Figure 1 reports the morphological evaluation of the 45S5 and BGMS10 granules, together with their composition (by EDS analysis). As recently demonstrated [7], BGMS10 has an extraordinarily high crystallization temperature (932 °C) and a high in vitro bioactivity in simulated body fluid solution; its biocompatibility towards cells is here evaluated for the first time. There is a lack of literature focused on BGs containing both magnesium and strontium, despite the biological benefits of the following elements: Sr, indeed, can stimulate osteoblasts, inhibit osteoclasts in vitro, and accelerate bone-healing processes, while Mg increases bone cell adhesion, stimulates osteoblast proliferation, and differentiation, activates phagocytosis, etc. [11]. The grain size of the granules is appropriate to ensure adequate reactivity and feasibility of a composite suitable for clinical use, which basically means fluid enough to be syringeable and easy to use (i.e., malleable), but at the same time sufficiently viscous to limit its dispersion once injected. A BGMS/C putty syringe is shown in the inset of Figure 1. It should be stressed that although in recent years many collagen/bioglass composites were developed, most of them were porous scaffolds for bone tissue engineering. On the contrary, there is a lack of mouldable putties or injectable composites for dental applications.

In this case, the specific biological responsiveness of the inorganic phase is responsible for the bioactive, regenerative, angiogenic, and antibacterial potential of the final composite, while the organic phase (collagen and PEG) assists the tissue healing mechanisms [13] and, in particular, makes the final putty mouldable and injectable, i.e., suitable for clinical use.
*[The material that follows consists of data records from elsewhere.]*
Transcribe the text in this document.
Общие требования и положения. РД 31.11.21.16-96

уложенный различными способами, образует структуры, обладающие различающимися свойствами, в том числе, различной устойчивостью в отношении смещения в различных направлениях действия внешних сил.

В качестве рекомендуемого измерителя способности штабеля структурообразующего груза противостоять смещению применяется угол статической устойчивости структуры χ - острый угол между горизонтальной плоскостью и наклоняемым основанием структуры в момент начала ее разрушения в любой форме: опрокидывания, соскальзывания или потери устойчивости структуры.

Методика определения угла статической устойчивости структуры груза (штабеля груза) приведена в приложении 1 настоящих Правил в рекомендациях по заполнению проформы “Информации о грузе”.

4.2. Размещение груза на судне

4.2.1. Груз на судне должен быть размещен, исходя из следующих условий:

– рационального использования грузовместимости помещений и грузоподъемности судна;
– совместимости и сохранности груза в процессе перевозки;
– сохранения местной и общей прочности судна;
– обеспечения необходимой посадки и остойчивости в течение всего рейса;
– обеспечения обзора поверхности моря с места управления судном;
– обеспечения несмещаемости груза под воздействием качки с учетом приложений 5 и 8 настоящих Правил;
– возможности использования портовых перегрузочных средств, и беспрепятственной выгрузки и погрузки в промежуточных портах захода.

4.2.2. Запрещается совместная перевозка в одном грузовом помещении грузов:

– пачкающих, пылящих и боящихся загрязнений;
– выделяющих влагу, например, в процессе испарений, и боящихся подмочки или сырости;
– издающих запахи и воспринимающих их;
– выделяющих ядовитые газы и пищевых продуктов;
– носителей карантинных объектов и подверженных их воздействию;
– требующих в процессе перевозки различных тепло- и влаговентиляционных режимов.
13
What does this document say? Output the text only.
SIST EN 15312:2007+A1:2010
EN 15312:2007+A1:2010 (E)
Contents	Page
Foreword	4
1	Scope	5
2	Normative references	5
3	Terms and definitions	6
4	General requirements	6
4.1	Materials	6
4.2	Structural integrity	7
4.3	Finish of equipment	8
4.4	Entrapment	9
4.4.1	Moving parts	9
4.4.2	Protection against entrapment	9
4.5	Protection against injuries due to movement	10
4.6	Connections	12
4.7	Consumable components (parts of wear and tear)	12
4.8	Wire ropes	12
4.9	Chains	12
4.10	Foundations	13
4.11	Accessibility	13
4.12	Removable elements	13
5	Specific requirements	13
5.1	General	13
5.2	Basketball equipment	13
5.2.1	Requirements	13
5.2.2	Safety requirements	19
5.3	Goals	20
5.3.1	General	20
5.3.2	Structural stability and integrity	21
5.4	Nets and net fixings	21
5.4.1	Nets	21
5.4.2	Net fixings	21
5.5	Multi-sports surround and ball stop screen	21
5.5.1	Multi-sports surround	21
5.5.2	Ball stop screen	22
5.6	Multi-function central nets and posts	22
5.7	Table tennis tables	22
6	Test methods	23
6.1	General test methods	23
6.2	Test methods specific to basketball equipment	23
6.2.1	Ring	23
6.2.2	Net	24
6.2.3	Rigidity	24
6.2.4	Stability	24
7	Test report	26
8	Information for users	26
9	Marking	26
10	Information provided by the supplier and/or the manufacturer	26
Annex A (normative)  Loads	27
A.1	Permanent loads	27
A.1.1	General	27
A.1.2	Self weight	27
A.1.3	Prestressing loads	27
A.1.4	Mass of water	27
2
Figure 2 shows the optical micrographs of the NIH/3T3 cells after 24 h of direct contact with the putties. The cells’ morphology looks analogous to that of the cells in the CTRL-, thus excluding cytotoxic effects of the produced materials. These outcomes are confirmed by the results of both the NR and MTT viability tests in Figure 3.

It should be noted that the use of both NR and MTT assays allows for the excluding of cytotoxic effects both by direct contact with the materials and their eluates. According to the BrdU results (Figure 3), the produced putties did not negatively affect the cell proliferation; moreover, the best results were obtained by the BGMS/C, which not only surpassed the 45S5/C, but also the CTRL-, thus showing a stimulating effect on cell proliferation. This fact may likely be ascribed to the presence of strontium in BGMS10, which stimulates the proliferation of several cell lines [14]. Moreover, in dentistry research strontium is supposed to improve the healing of bone and osseointegration of dental implants [15]. For these reasons, the new BGMS/C putty appears to be suitable for dentistry applications by virtue of its biocompatibility, possible stimulating effects, and malleability.

4. Conclusions

In this work, novel composites in the form of putty based on collagen, PEG, and an innovative BG containing strontium and magnesium, were produced. The biocompatibility of the materials was successfully confirmed towards NIH/3T3 cells, using both direct and indirect contact approaches, and results of the BrdU test revealed that BGMS/C putty stimulates NIH/3T3 cell proliferation after 24 h. This fact should be mainly ascribed to the specific BGMS10 composition, which contains strontium, magnesium, and lower amounts of alkaline oxides than the widely used 45S5. For these reasons and thanks to its malleability, the new BGMS/C putty looks particularly promising for possible applications in dentistry and reconstructive surgery.